Over the years, I have drawn attention to the absurd discount to net asset value prevailing at family-controlled property company Daejan. In June, when its shares were £56 (approximately half its published NAV) I wrote, “I would think it makes sense to take Daejan private at the midway price, say £80, everyone would be happy and the controlling families would be spared further castigation over the board diversity issue.”
Well, suffice to say, it duly happened at virtually precisely that figure! One fellow shareholder who benefited was Nigel Fenton, my good friend and a partner in the famous Hendersyde Beat of the Tweed, near Kelso in the Scottish borders, where I have been privileged to fish for these past 20 years.
Nigel reinvested his proceeds from the Charles Taylor takeover in Daejan and industrial property owner Hansteen. When Hansteen was itself taken over, he bought more Daejan with those further proceeds. The following day, the Daejan “take private” was announced.

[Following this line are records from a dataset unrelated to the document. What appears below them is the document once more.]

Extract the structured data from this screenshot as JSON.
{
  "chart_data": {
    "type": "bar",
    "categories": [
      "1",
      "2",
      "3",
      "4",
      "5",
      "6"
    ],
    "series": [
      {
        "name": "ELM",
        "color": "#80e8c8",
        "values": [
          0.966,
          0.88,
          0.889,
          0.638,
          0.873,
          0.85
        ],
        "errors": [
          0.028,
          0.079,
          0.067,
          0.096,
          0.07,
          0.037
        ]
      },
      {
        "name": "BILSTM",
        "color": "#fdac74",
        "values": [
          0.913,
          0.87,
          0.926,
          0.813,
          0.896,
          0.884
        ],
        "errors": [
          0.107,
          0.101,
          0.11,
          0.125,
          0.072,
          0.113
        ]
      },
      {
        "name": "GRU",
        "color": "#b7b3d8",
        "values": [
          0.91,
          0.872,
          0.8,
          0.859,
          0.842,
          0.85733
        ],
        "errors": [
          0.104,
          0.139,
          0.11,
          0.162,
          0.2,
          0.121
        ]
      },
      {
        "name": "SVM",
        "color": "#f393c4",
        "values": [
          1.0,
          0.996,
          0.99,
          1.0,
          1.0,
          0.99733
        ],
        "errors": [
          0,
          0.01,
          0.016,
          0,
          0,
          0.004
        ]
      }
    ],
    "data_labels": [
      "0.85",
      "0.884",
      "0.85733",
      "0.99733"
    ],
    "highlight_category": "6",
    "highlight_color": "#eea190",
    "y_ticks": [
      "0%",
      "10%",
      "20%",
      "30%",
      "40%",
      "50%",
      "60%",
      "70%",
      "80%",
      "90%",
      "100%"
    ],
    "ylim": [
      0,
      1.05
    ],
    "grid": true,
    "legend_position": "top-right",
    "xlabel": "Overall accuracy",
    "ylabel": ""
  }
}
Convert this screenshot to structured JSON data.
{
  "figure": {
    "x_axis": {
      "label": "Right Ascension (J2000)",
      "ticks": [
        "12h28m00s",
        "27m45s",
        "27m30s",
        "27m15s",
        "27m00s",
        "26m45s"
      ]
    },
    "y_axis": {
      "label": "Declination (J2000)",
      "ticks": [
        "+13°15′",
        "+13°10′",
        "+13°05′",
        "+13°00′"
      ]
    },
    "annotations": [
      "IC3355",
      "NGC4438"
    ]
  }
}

Hopefully, his salmon fishing clients like me will have the same good fortune on the river. Which leads me to fervently hope and pray for signs that we are winning the fight against this ghastly virus and look forward to the time when our lives and the economy can emerge from isolation.
Selfishly, I am hoping to be able to cast a fly during my August Tweed week, and look forward to talking shares again on the river with Nigel.
Lord Lee of Trafford is an active private investor and author of the children’s book “Yummi Yoghurt — A First Taste of Stock Market Investment”. He is a shareholder in all the companies indicated.